The military typically suspends any activities not deemed vital to national security during government shutdowns, thus the DoD is in effect saying Ukraine aid remains "vital to national security".
"Operation Atlantic Resolve is an excepted activity under a government lapse in appropriations," Pentagon spokesman Chris Sherwood told Politico, in reference to the operational name still used for actions supporting Kiev.
But Politico points out a potential shutdown would still negatively impact US support to Ukraine:
Sherwood noted that while DOD’s activities related to Ukraine will continue, furloughs and other activities halted under the shutdown could still have a negative impact.
"Training would happen, but depending on whether or not there were certain personnel that were not able to report for duty, for example, that could have an impact," said Pentagon spokesperson Brig. Gen. Patrick Ryder on Thursday.
This Pentagon exemption to keep Ukraine-related support active during a government shutdown seems to be the only significant thing Zelensky came away with.
Zelensky visited the US in person, made a speech at the UN, and came home with an amount of ammo so small the Pentagon won't give numbers and a handful of the worst air defense systems currently in use by a major power.
— Armchair Warlord (@ArmchairW) September 22, 2023
In the Army we called this "getting thrown under the bus." pic.twitter.com/f8hFVstDud
It appears to have been the main object of discussion when Zelensky met with Secretary of Defense Lloyd Austin in Washington during the trip.
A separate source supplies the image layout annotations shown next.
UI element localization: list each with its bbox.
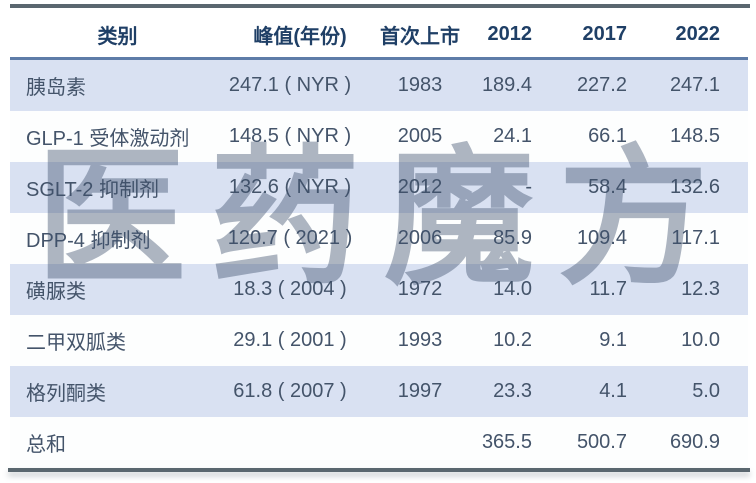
category-cell: 磺脲类 bbox=[26, 281, 86, 303]
value-2017-cell: 227.2 bbox=[576, 74, 627, 96]
category-cell: 总和 bbox=[26, 434, 66, 456]
value-2022-cell: 5.0 bbox=[692, 380, 720, 402]
peak-cell: 61.8 ( 2007 ) bbox=[233, 380, 347, 402]
value-2012-cell: 85.9 bbox=[493, 227, 532, 249]
table-row-metformin: 二甲双胍类 29.1 ( 2001 ) 1993 10.2 9.1 10.0 bbox=[10, 315, 748, 366]
value-2022-cell: 690.9 bbox=[669, 431, 720, 453]
table-bottom-border bbox=[8, 468, 750, 472]
value-2017-cell: 66.1 bbox=[588, 125, 627, 147]
value-2012-cell: 14.0 bbox=[493, 278, 532, 300]
peak-cell: 29.1 ( 2001 ) bbox=[233, 329, 347, 351]
col-header-first-launch: 首次上市 bbox=[375, 12, 465, 60]
table-row-glitazone: 格列酮类 61.8 ( 2007 ) 1997 23.3 4.1 5.0 bbox=[10, 366, 748, 417]
value-2012-cell: 23.3 bbox=[493, 380, 532, 402]
peak-cell: 18.3 ( 2004 ) bbox=[233, 278, 347, 300]
value-2017-cell: 500.7 bbox=[576, 431, 627, 453]
launch-cell: 1983 bbox=[397, 74, 443, 96]
col-header-2017: 2017 bbox=[560, 12, 655, 60]
value-2017-cell: 109.4 bbox=[576, 227, 627, 249]
peak-cell bbox=[225, 417, 375, 468]
launch-cell: 2012 bbox=[397, 176, 443, 198]
launch-cell: 1993 bbox=[397, 329, 443, 351]
value-2012-cell: 189.4 bbox=[481, 74, 532, 96]
launch-cell: 1972 bbox=[397, 278, 443, 300]
drug-class-sales-table: 类别 峰值(年份) 首次上市 2012 2017 2022 胰岛素 247.1 … bbox=[10, 12, 748, 468]
table-row-sulfonylurea: 磺脲类 18.3 ( 2004 ) 1972 14.0 11.7 12.3 bbox=[10, 264, 748, 315]
launch-cell bbox=[375, 417, 465, 468]
value-2012-cell: 24.1 bbox=[493, 125, 532, 147]
value-2017-cell: 9.1 bbox=[599, 329, 627, 351]
category-cell: 格列酮类 bbox=[26, 383, 106, 405]
value-2022-cell: 132.6 bbox=[669, 176, 720, 198]
col-header-2022: 2022 bbox=[655, 12, 748, 60]
value-2022-cell: 247.1 bbox=[669, 74, 720, 96]
col-header-peak-year: 峰值(年份) bbox=[225, 12, 375, 60]
value-2012-cell: - bbox=[525, 176, 532, 198]
launch-cell: 2005 bbox=[397, 125, 443, 147]
peak-cell: 247.1 ( NYR ) bbox=[228, 74, 352, 96]
col-header-category: 类别 bbox=[10, 12, 225, 60]
table-row-total: 总和 365.5 500.7 690.9 bbox=[10, 417, 748, 468]
value-2017-cell: 11.7 bbox=[589, 278, 627, 300]
category-cell: GLP-1 受体激动剂 bbox=[26, 128, 190, 150]
peak-cell: 148.5 ( NYR ) bbox=[228, 125, 352, 147]
launch-cell: 2006 bbox=[397, 227, 443, 249]
peak-cell: 132.6 ( NYR ) bbox=[228, 176, 352, 198]
value-2022-cell: 117.1 bbox=[671, 227, 720, 249]
category-cell: SGLT-2 抑制剂 bbox=[26, 179, 159, 201]
table-row-sglt2: SGLT-2 抑制剂 132.6 ( NYR ) 2012 - 58.4 132… bbox=[10, 162, 748, 213]
value-2022-cell: 148.5 bbox=[669, 125, 720, 147]
col-header-2012: 2012 bbox=[465, 12, 560, 60]
header-row: 类别 峰值(年份) 首次上市 2012 2017 2022 bbox=[10, 12, 748, 60]
category-cell: 二甲双胍类 bbox=[26, 332, 126, 354]
value-2022-cell: 12.3 bbox=[681, 278, 720, 300]
value-2012-cell: 10.2 bbox=[493, 329, 532, 351]
category-cell: DPP-4 抑制剂 bbox=[26, 230, 151, 252]
table-row-glp1: GLP-1 受体激动剂 148.5 ( NYR ) 2005 24.1 66.1… bbox=[10, 111, 748, 162]
launch-cell: 1997 bbox=[397, 380, 443, 402]
table-top-border bbox=[10, 4, 750, 8]
value-2022-cell: 10.0 bbox=[681, 329, 720, 351]
value-2017-cell: 58.4 bbox=[588, 176, 627, 198]
peak-cell: 120.7 ( 2021 ) bbox=[227, 227, 353, 249]
table-row-insulin: 胰岛素 247.1 ( NYR ) 1983 189.4 227.2 247.1 bbox=[10, 58, 748, 111]
table-row-dpp4: DPP-4 抑制剂 120.7 ( 2021 ) 2006 85.9 109.4… bbox=[10, 213, 748, 264]
category-cell: 胰岛素 bbox=[26, 77, 86, 99]
value-2012-cell: 365.5 bbox=[481, 431, 532, 453]
value-2017-cell: 4.1 bbox=[599, 380, 627, 402]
The Pentagon said this was "to reaffirm the steadfast US support for Ukraine."
Meanwhile, Bloomberg takes note of Zelensky "showing the strain" amid increasing divisions among allies:
The Ukrainian president allowed a dispute with one of his biggest allies to spin out of control at the United Nations General Assembly this week, and that’s just a hint of the tensions building behind the scenes.
Zelenskiy has been leading his country through Russia’s brutal assault for 19 months, all the time fighting on another front to wring the weapons and finance he needs from his US and European supporters. Now he suspects that President Joe Biden’s commitment is wavering and other leaders may be taking their cue from the US, according to a person who met with him recently.
He grew very emotional at times during that discussion, the person said, and was scathing in his criticism of nations that he said weren’t delivering weapons quickly enough.
Washington's lackluster greeting of Zelensky this week (compared to how he was received in December 2022) came simultaneous to Poland declaring it will no longer arm Ukraine, amid a fierce diplomatic spat over blockage of Ukraine grain imports by Warsaw, to protect Polish farmers.
The Economist is also taking note of the significant mood shift among Western allies...
A "long war" indeed... given a G7 leader from a European country has told reporters this week that the West is prepared for a years-long war, something likely to last some six or seven years, according to the quote.
"A senior official from one European G-7 country said the war may last as much as six or seven more years and that allies need to plan financially to continue support for Kyiv for such a long conflict," Bloomberg wrote.